To answer Vicky’s query on a previous post, my Google search taught me that scallions are not shallots. In the photograph of scallions on Wikipedia, they look like green onions.
Speaking of Vicky (My Local Food), it’s squash season, so I’m eating a lot of local squashes this month. The apples in my crisper are from around here, as well. I am excited about this new website that Sylvain found: you can search by food item and see a list of local growers.

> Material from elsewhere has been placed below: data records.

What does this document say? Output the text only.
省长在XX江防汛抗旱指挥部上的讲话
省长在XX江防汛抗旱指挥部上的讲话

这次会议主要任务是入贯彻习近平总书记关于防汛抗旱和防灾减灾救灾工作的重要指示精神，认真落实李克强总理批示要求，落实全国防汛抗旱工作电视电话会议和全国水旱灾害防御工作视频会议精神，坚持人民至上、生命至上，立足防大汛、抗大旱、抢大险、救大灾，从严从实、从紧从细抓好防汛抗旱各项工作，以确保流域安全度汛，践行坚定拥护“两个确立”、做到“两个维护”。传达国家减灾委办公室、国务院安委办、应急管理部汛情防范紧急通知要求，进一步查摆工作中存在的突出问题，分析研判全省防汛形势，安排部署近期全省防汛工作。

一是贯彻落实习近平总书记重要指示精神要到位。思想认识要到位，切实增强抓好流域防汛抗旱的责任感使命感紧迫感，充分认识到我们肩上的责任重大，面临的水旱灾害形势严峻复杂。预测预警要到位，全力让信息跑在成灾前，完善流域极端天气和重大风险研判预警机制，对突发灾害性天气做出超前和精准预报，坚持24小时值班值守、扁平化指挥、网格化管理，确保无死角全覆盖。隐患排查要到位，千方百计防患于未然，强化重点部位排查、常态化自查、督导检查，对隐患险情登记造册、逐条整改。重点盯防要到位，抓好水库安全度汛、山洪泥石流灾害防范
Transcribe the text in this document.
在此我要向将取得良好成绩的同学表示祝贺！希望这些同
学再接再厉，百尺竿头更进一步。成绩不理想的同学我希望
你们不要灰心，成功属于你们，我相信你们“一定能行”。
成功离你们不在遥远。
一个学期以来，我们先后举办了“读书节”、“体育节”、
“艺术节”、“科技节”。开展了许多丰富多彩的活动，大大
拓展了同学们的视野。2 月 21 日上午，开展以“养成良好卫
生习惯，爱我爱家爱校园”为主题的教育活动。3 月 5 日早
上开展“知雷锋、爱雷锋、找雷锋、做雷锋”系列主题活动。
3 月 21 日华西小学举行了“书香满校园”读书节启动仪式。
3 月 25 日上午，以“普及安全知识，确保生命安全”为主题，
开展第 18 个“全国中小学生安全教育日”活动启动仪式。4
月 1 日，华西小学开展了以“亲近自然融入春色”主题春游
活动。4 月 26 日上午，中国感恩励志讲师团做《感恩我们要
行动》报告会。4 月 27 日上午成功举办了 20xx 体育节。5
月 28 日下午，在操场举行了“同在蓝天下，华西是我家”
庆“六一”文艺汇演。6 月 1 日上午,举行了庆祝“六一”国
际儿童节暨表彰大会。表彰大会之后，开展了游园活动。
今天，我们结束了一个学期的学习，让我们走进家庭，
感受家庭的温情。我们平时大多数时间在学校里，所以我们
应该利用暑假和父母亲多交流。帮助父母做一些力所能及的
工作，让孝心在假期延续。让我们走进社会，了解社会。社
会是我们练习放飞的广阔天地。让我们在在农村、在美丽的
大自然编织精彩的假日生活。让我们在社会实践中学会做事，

If you click on the grower, you get a map and directions to their farm as well as links to the other things they sell.
As much as I try to keep to locally grown fruits and vegetables in season, sometimes I do buy items that are not locally grown. Pomegranates are in stores now, and I bought one the other day in order to make up one of my favourite Persian dishes: salad-e khiar-o anar or cucumber pomegranate salad. The recipe is from New Food of Life: Ancient Persian and Modern Iranian Cooking and Ceremonies by Najmieh Batmanglij, a cookbook I would not hesitate to recommend to anyone who loves to cook and explore the cuisine of other cultures.
The unique combination of flavours in this salad bursts and combines in your mouth in an indescribable way: the tang of the pomegranate arils, the zip of the salt and lime, the freshness of the mint, the thirst quenching cucumber. It takes a long time to free all the arils from the pom rind, but I find it well worth the work.
Cucumber Pomegranate Salad
½ cup chopped scallions
½ cup chopped fresh mint
1 teaspoon salt
½ teaspoon ground pepper
½ teaspoon angelica powder (gol-par)
1 long seedless cucumber, peeled and diced
Seeds of two pomegranates
1 fresh lime, peeled and sliced, with inner skin removed
1. In a serving bowl, combine ingredients and mix thoroughly
2. Season to taste with salt. Nush-e Jan!
Makes 4 servings
Preparation time: 25 minutes
Oh, and speaking of this big, glossy cook book full of poetry and lore, worthy of display on your coffee table…last weekend I got an up-close look at a traditional wedding sofreh-ye aqt, something I had only read about and seen photographed in my cookbook until Saturday. Sylvain’s friend G, whose parents are from Italy, was marrying her long-time best friend A, whose parents are from Iran. It was beautiful.